For the characters of Chutney Popcorn (1999), life is what happens when they’re busy making other plans. Twentysomething Reena (Nisha Ganatra, who also directed and co-wrote the film), a lesbian Indian American henna artist living in New York City, longs to become a successful photographer; her newlywed older sister, Sarita (Sakina Jaffrey), wants to start a family with husband Mitch (Nick Chinlund); and their mother, Meenu (Madhur Jaffrey), wants Reena to settle down and for both daughters to give her a slew of grandchildren. But when Sarita learns she is infertile, Reena surprises everyone — including herself — by offering to carry Sarita and Mitch’s child. Though Sarita initially agrees, the situation eventually proves too unorthodox for her. But Reena is already pregnant, with a baby she now realizes she wants to keep.
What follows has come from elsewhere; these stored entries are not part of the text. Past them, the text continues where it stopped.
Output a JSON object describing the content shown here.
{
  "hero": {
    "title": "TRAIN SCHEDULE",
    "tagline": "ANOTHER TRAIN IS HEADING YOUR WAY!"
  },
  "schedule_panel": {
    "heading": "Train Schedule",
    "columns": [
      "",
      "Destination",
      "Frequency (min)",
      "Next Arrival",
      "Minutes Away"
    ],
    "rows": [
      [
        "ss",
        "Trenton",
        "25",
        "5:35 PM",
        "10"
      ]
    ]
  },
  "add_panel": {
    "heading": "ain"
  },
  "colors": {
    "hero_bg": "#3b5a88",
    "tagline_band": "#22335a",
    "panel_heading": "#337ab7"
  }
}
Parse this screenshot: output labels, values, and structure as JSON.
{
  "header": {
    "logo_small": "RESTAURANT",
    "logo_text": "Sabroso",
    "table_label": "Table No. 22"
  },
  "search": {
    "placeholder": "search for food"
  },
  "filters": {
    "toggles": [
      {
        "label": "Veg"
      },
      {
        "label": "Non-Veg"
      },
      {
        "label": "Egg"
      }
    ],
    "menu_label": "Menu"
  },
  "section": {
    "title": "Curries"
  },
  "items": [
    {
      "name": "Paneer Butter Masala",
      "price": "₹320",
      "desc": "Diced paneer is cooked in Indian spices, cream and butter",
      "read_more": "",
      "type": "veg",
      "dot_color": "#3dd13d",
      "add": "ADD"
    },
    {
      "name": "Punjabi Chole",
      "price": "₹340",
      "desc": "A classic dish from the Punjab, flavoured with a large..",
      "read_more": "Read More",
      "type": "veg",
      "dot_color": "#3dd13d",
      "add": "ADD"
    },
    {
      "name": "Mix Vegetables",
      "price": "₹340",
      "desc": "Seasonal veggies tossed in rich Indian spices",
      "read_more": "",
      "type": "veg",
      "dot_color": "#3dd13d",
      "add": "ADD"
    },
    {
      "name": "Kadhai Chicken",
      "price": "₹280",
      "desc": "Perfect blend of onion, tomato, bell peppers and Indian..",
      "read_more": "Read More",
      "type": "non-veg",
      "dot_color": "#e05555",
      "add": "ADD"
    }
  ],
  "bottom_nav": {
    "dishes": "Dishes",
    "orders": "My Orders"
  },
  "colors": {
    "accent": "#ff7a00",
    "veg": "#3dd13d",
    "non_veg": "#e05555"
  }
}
Having more recently directed episodes of Dear White People, Fresh Off the Boat, and Transparent, as well as the Mindy Kaling film Late Night, Ganatra continues to be drawn to projects that explore outsiders carving out space for themselves. At first glance, her debut film appears to be a similar story, centering on a young Indian woman Westernized beyond her family’s comfort zone, the kind of tale of assimilation that Gurinder Chadha would tell a few years later with Bend It Like Beckham. Every look Meenu gives Reena screams Why can’t you be more like your sister, while the motorcycle-riding Reena revels in cultivating a bohemian lifestyle that’s miles away from Sarita’s world of domestic bliss. But Chutney Popcorn isn’t narrowly focused on culture clash; rather, it’s a reminder that everyone, no matter their background, is constantly renegotiating their identity. Reena’s white girlfriend, Lisa (Jill Hennessy), who long ago rejected the idea of marriage, children, and suburbia, is just as rattled by Reena’s surrogacy as Sarita, who took for granted that her life would include those things. Even Reena’s snarky dyke friends find the ground below their feet shifting as hangout sessions over pizza turn into baby showers.
Appealingly unpolished, Chutney Popcorn is also contemplative, making room for silence as characters reexamine their lives. And though it ends on a buoyant note, with the message that raising — and, for that matter, conceiving — a child takes a village, Ganatra refuses to wrap up all loose ends, leaving us with the sense that, long after the credits roll, her characters will be grappling with the chaos and mess, and joy, of forging a new family.